Take a look at the \(\mathbf{Z}\) we made in R. It looks exactly like what is in our model written in matrix form (Equation (2.5)).

2.2.3 When does Form 1 arise?

This form of writing a regression model will come up when you work with dynamic linear models (DLMs). With DLMs, you will be fitting models of the form \(\mathbf{y}_t=\mathbf{Z}_t\mathbf{x}_t+\mathbf{e}_t\). In these models you have multiple \(\mathbf{y}\) at regular time points and you allow your regression parameters, the \(\mathbf{x}\), to evolve through time as a random walk.

2.2.4 Matrix Form 1b: The transpose of Form 1

We could also write Form 1 as follows: \[\begin{equation} \tag{2.6} \begin{split} \begin{bmatrix}stack.loss_1&stack.loss_2&stack.loss_3 &stack.loss_4\end{bmatrix} = \\ \begin{bmatrix}\alpha& \beta_1 & \beta_2 & \beta_3 \end{bmatrix} \begin{bmatrix}1&1&1&1\\air_1&air_2&air_3&air_4\\wind_1&wind_2&wind_3&wind_4\\acid_1&acid_2&acid_3&acid_4\end{bmatrix} + \begin{bmatrix}e_1&e_2&e_3&e_4\end{bmatrix} \end{split} \end{equation}\] This is just the transpose of Form 1. Work through the matrix algebra to make sure you understand why Equation (2.6) is Equation (2.1) for all the \(i\) data points together and why it is equal to the transpose of Equation (2.2). You’ll need the relationship \((\mathbf{A}\mathbf{B})^\top=\mathbf{B}^\top \mathbf{A}^\top\).

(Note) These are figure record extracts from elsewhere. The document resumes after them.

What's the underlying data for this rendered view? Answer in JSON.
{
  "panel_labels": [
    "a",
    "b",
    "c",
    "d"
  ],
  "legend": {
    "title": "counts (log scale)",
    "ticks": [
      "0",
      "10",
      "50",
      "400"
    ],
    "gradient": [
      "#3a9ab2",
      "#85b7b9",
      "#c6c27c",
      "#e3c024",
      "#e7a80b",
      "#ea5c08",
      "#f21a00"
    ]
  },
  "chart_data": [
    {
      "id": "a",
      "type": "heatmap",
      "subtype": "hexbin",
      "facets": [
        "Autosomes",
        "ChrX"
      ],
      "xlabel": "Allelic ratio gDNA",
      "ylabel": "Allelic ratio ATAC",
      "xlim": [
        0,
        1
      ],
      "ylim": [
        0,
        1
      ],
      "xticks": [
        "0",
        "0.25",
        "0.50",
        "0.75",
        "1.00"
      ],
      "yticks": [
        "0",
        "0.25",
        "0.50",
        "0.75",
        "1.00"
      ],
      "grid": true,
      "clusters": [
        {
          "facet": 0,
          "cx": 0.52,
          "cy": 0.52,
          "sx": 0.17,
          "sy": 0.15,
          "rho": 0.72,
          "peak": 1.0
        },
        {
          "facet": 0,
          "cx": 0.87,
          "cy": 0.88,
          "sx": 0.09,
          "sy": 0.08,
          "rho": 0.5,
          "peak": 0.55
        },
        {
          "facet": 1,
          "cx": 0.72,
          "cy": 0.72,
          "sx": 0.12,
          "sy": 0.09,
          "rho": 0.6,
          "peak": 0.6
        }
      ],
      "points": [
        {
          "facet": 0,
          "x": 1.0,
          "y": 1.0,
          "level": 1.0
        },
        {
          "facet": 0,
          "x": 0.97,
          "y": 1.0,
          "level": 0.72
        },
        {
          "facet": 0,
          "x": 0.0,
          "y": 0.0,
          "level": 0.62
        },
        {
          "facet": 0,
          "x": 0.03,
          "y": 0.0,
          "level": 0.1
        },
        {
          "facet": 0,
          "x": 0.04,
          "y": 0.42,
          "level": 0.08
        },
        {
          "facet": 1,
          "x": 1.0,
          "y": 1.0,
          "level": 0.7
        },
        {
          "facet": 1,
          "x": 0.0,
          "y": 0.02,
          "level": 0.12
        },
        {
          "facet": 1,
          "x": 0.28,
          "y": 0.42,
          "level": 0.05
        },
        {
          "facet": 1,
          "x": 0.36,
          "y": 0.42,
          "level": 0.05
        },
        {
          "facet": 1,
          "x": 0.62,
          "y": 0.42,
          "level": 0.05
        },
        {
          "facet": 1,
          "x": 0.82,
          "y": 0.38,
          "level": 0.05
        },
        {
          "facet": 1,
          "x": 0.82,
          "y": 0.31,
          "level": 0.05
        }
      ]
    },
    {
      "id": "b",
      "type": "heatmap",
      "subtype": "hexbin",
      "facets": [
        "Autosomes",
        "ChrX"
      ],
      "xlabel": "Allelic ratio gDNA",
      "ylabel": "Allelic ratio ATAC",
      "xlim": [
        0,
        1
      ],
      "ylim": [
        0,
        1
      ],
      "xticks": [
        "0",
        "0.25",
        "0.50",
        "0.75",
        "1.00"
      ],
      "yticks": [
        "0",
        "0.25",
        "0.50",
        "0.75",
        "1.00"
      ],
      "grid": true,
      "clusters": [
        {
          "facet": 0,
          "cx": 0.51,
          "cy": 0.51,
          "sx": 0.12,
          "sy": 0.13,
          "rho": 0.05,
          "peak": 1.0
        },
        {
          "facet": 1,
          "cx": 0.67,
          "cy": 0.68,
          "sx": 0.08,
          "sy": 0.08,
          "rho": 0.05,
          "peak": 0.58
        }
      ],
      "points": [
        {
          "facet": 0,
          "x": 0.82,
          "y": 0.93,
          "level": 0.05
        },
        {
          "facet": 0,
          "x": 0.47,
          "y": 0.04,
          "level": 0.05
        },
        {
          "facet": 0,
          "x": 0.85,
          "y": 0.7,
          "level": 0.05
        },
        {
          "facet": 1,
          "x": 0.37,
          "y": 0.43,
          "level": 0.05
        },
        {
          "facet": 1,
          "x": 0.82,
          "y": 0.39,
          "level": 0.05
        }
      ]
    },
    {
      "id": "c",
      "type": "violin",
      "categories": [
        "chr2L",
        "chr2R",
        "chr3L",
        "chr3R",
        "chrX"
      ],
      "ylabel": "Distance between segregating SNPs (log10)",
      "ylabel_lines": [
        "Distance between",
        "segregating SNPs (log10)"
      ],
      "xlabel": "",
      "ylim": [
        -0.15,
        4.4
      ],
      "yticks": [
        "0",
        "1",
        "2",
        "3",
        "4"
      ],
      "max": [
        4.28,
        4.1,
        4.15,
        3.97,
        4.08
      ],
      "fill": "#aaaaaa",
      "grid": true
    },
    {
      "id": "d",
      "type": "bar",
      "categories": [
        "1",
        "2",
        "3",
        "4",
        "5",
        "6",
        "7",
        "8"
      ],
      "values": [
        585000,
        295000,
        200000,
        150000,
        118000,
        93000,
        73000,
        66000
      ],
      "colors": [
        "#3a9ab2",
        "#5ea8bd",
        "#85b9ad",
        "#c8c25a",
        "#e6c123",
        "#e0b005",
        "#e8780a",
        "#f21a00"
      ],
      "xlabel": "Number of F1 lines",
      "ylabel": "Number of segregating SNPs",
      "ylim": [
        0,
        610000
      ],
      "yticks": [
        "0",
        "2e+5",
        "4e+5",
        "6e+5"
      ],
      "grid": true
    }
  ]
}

Let’s write Equation (2.6) as \(\mathbf{y} = \mathbf{D}\mathbf{d}\), where \(\mathbf{D}\) contains our parameters. Then we can solve for \(\mathbf{D}\) following the steps in Section 2.2.1 but multiplying from the right instead of from the left. Work through the steps to show that \(\mathbf{d} = \mathbf{y}\mathbf{d}^\top(\mathbf{d}\mathbf{d}^\top)^{-1}\).

y = matrix(dat$stack.loss, nrow = 1)
d = rbind(1, dat$Air.Flow, dat$Water.Temp, dat$Acid.Conc)
y %*% t(d) %*% solve(d %*% t(d))
          [,1]      [,2]     [,3] [,4]
[1,] -524.9048 -1.047619 7.619048    5
coef(fit1.mult)
(Intercept)    Air.Flow  Water.Temp  Acid.Conc. 
-524.904762   -1.047619    7.619048    5.000000